Ana Carolina Sacoman
De Maringá
Especial para a Folha
Animais maltratados, magros, doentes e sem condições de trabalho estão sendo usados em serviços diários por carroceiros de Maringá. A maioria dos cavalos transporta peso acima do suportável e apresenta problemas nos cascos, que inflamam e podem até apodrecer sem tratamento adequado.
O veterinário Luis Gilson Esper chega a atender, de graça, cinco animais por mês, a maioria desnutrida. ‘‘A hipoglicemia é um problema comum porque os cavalos trabalham muito e não recebem alimentação adequada’’, diz.
A nutrição necessária nesses casos, segundo Esper, deveria ser rica em calorias, com uma mistura de grãos e massa verde, como capim. ‘‘Os animais chegam em meu consultório em estado deplorável por causa do excesso de trabalho e a falta de alimento.

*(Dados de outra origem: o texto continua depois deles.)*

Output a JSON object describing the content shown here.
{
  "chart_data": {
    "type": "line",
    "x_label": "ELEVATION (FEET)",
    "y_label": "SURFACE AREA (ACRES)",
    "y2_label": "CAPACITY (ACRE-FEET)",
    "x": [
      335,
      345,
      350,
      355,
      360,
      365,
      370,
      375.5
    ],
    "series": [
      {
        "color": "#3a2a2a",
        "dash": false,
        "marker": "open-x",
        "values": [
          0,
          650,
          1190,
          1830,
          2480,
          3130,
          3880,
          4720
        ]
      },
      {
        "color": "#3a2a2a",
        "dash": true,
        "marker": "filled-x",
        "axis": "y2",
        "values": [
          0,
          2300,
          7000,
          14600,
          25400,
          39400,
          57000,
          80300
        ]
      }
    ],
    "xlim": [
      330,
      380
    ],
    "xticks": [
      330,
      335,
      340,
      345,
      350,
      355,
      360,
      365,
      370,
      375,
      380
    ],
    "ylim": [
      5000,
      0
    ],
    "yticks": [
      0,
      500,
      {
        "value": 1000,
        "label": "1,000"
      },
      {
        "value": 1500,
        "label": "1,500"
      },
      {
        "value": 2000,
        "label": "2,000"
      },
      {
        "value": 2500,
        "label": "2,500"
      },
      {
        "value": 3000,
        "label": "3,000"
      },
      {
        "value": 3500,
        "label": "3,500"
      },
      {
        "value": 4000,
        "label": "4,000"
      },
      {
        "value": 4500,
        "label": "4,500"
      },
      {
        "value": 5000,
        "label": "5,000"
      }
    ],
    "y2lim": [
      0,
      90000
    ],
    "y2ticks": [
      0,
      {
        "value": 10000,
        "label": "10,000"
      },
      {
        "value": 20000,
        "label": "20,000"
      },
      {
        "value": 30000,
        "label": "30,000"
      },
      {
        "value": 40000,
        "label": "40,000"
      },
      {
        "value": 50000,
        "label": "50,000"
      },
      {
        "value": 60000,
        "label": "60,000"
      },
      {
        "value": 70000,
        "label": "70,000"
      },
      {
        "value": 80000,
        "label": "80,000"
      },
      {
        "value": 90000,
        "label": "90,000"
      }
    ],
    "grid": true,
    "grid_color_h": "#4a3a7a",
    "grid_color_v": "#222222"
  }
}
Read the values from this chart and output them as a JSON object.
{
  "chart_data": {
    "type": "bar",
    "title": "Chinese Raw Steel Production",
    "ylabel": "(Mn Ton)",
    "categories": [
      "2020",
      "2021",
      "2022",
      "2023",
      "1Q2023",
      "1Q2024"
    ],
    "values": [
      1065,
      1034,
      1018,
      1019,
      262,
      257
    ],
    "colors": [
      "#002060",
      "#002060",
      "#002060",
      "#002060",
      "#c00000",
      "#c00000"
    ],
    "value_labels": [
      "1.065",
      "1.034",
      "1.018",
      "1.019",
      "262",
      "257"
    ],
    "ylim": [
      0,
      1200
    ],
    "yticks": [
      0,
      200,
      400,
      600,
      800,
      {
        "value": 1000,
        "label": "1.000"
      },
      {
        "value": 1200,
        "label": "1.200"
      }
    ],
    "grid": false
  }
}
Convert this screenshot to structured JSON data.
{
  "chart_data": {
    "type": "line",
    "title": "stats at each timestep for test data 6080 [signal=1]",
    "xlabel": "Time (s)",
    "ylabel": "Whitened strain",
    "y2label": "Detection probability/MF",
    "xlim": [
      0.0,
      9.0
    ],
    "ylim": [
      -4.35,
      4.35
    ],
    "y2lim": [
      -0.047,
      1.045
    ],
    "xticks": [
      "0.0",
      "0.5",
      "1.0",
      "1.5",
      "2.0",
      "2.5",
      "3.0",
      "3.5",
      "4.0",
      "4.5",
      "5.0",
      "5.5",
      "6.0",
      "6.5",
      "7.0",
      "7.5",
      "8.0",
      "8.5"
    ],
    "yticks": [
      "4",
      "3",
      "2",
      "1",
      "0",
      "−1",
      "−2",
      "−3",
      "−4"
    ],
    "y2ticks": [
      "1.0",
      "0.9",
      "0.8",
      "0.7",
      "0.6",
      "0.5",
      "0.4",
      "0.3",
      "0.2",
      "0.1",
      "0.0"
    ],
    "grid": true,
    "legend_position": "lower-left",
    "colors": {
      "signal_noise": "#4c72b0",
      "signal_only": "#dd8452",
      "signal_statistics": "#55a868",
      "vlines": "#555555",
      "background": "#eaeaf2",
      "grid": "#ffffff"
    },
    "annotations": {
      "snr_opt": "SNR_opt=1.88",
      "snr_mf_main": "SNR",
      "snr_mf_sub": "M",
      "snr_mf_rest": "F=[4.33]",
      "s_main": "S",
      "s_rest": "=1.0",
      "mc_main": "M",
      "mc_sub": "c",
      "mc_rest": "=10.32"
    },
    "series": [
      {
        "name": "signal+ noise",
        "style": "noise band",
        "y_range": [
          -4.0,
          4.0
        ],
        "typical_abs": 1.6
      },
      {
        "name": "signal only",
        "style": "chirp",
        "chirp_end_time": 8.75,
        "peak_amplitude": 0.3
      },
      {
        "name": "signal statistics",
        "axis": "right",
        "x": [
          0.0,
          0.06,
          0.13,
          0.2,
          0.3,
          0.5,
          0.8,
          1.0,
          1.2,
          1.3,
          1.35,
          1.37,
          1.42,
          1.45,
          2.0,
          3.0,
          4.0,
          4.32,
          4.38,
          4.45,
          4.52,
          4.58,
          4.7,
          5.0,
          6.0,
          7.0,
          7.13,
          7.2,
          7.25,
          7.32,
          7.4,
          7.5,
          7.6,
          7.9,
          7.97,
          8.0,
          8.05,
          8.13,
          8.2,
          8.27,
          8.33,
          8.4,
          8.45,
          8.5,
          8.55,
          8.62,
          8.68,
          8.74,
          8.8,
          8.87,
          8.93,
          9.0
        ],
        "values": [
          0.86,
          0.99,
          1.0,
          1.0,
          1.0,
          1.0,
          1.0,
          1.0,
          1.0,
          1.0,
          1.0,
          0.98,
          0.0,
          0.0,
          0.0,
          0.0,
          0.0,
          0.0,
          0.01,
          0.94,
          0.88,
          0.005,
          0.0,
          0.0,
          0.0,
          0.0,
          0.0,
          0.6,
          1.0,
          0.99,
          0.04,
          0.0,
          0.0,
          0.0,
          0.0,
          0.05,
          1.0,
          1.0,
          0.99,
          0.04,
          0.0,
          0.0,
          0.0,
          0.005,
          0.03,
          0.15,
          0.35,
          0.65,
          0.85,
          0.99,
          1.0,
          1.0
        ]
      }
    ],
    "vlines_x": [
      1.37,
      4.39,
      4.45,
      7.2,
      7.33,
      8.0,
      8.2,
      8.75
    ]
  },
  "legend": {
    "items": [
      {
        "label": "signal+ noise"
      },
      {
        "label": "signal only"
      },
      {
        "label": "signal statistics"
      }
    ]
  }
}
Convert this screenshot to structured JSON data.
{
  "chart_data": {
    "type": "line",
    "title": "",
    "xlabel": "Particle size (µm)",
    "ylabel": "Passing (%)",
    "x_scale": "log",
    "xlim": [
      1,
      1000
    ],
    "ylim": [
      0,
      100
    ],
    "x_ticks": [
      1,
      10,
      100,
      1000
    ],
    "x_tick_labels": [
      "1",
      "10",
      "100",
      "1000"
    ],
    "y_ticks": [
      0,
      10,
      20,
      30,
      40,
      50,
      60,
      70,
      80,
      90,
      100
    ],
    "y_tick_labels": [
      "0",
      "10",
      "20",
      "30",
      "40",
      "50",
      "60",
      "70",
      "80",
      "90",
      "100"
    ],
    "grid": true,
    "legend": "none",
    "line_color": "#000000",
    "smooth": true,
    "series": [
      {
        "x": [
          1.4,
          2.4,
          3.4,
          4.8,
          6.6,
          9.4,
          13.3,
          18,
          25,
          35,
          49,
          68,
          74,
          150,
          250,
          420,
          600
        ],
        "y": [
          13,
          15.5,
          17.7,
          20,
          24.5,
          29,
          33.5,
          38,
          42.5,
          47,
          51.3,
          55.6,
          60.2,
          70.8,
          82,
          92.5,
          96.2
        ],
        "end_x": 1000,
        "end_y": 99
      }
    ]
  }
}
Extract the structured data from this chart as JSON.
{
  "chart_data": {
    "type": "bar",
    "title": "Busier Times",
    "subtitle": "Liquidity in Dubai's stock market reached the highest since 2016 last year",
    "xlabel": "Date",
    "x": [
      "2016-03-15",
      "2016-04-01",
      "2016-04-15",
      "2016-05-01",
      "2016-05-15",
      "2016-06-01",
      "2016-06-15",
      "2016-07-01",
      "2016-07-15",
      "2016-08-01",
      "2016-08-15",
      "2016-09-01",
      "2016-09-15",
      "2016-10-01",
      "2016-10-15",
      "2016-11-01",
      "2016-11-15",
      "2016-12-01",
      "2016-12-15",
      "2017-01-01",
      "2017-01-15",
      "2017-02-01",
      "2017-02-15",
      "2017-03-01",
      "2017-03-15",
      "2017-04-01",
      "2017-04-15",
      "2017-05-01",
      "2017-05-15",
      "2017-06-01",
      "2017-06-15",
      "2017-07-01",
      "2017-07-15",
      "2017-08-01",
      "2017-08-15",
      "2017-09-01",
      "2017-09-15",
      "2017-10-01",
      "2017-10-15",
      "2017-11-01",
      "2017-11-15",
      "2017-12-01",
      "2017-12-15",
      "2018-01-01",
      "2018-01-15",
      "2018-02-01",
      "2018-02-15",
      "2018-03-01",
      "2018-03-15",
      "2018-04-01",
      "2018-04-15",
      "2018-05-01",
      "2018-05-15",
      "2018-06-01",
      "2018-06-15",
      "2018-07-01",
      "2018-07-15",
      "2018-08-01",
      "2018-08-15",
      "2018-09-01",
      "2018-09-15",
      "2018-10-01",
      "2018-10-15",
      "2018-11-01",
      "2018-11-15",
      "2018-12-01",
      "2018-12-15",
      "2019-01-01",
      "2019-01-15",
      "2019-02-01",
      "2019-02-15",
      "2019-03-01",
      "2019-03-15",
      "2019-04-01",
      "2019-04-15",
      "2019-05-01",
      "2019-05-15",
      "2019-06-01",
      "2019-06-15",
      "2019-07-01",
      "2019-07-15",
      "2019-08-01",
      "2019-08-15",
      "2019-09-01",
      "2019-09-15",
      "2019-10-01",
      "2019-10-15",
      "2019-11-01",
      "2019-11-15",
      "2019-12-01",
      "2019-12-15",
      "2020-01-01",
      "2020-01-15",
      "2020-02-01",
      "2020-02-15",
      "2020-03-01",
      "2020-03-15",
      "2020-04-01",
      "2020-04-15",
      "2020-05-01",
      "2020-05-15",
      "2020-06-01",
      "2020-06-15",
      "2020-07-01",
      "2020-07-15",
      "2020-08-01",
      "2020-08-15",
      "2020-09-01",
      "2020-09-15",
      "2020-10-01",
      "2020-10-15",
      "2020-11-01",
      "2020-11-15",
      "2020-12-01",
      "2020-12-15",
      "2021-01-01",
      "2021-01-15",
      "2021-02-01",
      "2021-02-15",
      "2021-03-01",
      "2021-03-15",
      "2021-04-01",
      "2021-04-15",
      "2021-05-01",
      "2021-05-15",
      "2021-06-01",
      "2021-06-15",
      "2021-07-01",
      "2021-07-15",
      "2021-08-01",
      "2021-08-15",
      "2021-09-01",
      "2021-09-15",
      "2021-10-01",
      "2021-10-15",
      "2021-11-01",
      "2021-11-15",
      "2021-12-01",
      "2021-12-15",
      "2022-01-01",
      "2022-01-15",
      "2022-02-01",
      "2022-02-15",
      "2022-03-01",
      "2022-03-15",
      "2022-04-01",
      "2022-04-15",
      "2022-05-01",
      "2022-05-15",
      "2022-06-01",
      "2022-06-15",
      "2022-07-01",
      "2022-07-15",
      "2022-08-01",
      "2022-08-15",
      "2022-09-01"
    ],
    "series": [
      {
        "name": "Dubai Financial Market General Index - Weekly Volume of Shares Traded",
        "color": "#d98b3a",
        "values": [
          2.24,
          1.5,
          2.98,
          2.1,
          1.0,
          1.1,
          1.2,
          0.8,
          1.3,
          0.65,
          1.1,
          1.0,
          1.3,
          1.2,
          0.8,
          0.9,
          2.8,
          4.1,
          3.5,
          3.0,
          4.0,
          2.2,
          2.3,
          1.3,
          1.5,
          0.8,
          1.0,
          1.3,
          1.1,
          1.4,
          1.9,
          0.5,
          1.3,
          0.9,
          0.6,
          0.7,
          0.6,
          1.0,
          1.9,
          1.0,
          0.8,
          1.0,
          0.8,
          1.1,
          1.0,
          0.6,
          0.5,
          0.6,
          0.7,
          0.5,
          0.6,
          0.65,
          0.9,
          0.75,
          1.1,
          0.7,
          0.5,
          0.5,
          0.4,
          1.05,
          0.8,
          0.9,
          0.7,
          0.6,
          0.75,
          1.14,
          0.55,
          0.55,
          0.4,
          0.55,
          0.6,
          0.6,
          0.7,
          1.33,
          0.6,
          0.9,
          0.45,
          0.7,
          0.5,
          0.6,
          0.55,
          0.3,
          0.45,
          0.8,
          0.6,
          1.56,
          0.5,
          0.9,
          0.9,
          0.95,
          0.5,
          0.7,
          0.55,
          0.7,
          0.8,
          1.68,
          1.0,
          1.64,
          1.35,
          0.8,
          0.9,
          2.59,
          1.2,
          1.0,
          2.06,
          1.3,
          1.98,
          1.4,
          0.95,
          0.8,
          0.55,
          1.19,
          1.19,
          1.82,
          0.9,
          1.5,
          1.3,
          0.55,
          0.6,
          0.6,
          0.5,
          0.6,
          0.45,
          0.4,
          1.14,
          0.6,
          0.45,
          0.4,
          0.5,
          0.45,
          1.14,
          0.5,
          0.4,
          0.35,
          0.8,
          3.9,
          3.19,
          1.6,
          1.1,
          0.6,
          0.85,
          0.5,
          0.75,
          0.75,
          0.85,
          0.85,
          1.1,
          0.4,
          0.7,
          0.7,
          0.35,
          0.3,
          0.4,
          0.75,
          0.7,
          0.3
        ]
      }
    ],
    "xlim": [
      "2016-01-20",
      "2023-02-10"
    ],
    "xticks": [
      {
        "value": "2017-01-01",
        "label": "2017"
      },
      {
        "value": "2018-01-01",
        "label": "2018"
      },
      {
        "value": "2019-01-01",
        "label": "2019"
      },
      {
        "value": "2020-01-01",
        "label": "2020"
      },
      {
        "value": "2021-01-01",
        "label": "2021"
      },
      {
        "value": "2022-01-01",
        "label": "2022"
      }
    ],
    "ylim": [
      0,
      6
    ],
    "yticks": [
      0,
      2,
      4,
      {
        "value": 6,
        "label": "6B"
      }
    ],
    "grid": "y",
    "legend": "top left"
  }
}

Muitos carroceiros dão apenas capim ou farelo de milho, alguns até carunchados, com baixo teor protéico. Eu recomendo um pouco de açúcar cristal diariamente para repor as energias e o cavalo já apresenta melhoras’’.
O veterinário, que exerce a profissão há 32 anos, afirma que são os carroceiros jovens que maltratam os animais. ‘‘Os mais antigos tratam bem dos cavalos. Os novos exigem demais dos animais, sem se preocupar com o estado deles’’. Outros problemas, decorrentes de muito trabalho diário, são as luxações e traumas musculares.
A questão dos menores condutores é bastante alarmante para o presidente interino da Sociedade Protetora dos Animais de Maringá, Dorotheu Gonçalves da Silva. Ele afirma que os garotos não têm qualquer preocupação com sua própria segurança, não cuidam corretamente do animal e nem verificam se ele está em boas condições físicas para continuar transportando peso diariamente. Silva não adiantou se a sociedade pretende tomar alguma atitude para diminuir as ocorrências de maus-tratos.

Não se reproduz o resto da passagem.